I have been having a tough year, really, a tough few months, since our son left for college especially, though I was having some issues with depression/ocd before that. Lots of times I have wanted to blog about it, but I remembered this blog as a sort of quasi amateur theo-blog. I remembered writing posts here on the NT or whatever I was reading, but totally forgot how much I put my nuts out there all the time up here, five, six, seven years ago. I have been struggling with a very old obsession (teenage years) off and on, and putting off exposure exercises because, well, it's exposure work, and I was looking here to see when I did my last batch of it.
It was 2004 that I started with exposure therapy exercises, and then after a few months, did a little, like once a week, two years later, according to this blog anyway. But while I have told myself many times that the depression and anxiety I've had (again, off and on) since about June were unlike anything I've known since the mid nineties, and that still feels true, I am amazed how much hard work I was doing back in the mid oughts! I had forgotten until I read about it here. And man was I transparent on the blog!
So, while nobody may read this anymore (but I can point a few friends who really matter this way) I'm going back to the kind of writing I was doing five and more years ago up here. I cannot believe, cannot believe, I was posting here in 04, almost seven years ago. And so honestly, so from the heart, the soul!
Since it has been so long, and reading those old posts, let me share the good things:
My wife has a great job now, making good dough, and the pressures are off us there, even with a son in college. We have a housecleaner! She's only been here twice, but I think having a housecleaner is the most important thing in our budget besides true essentials. Like, I would quit drinking beer over losing the housekeeper if I had to, hah. This was something I wanted years ago and wrote about on the blog; should have done it years ago. Also, I think my wife and I are getting along better. The empty nest is a bitch, but we're working through it. I express myself, communicate, during or after conflicts better than I ever did in the old days, though I am still working on that! And I have a new, good, therapist. I'm using leadership skills at work and getting lots of confirmation for that; actually held back how much responsibility people wanted me to take this next year, waiting until I feel more ready. I'm feeling pretty sure I don't want to give up my job to become a priest, as cool as that might be. That was a very hard decision, and the first of the really hard things that began the ramp up to this depression/anxiety stuff more than a year ago now. There is always the diaconate, and life is long, but right now, I'm focusing on the job that pays my bills and keeps affirming me as I do more interesting things. Also, I love that we can support our son in college! Oh, and we moved closer to my work; I now live in civilization! Around people! Am at work four days a week, not two! I love every freaking piece of that. Long term goals accomplished, friends, critical changes have taken place for the good!
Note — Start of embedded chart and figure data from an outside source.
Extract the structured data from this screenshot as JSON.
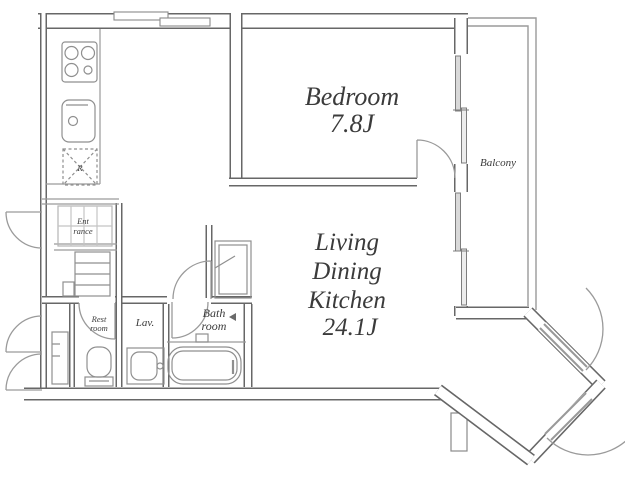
{
  "floorplan": {
    "rooms": {
      "bedroom": {
        "name": "Bedroom",
        "size": "7.8J"
      },
      "ldk": {
        "line1": "Living",
        "line2": "Dining",
        "line3": "Kitchen",
        "size": "24.1J"
      },
      "balcony": {
        "name": "Balcony"
      },
      "bathroom": {
        "line1": "Bath",
        "line2": "room"
      },
      "lavatory": {
        "name": "Lav."
      },
      "restroom": {
        "line1": "Rest",
        "line2": "room"
      },
      "entrance": {
        "line1": "Ent",
        "line2": "rance"
      },
      "refrigerator": {
        "label": "R"
      }
    },
    "colors": {
      "wall": "#676767",
      "thin_line": "#9a9a9a",
      "fixture": "#8f8f8f",
      "text": "#3b3b3b",
      "background": "#ffffff"
    }
  }
}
Other than that, my time is short, but let me say I've had insomnia, as I've written about below, and that the lunesta I took every night for four or five months just quit working very well. I see my psych in a week, am using xanax for sleep in the meantime (not the best, but the fucker did not return my call from earlier this week, maybe he misunderstood it; should I call again, tough for me to do that) so I am getting some sleep. I also just got an insomnia workbook, which I'm very excited about, and busted out my old ocd/exposure book. You know, I didn't even get very far in that Edna Foa exposure work book thing, like only into the first chapter or two of self help exercises, not even into the "intensive" section, but those exercises totally helped me.
I can honestly say I lived obsession free (not worry free, not without spending too much time in second life maybe) but obsession and depression free for several years. I looked on that stuff as past stuff. Pretty cool. I will do so again.
Anyway, no reason I can't spill my guts up here again. I don't think many people knew about this blog from my rl, and those that did I cared about. It helps to write, it helps to write, it really does help to write.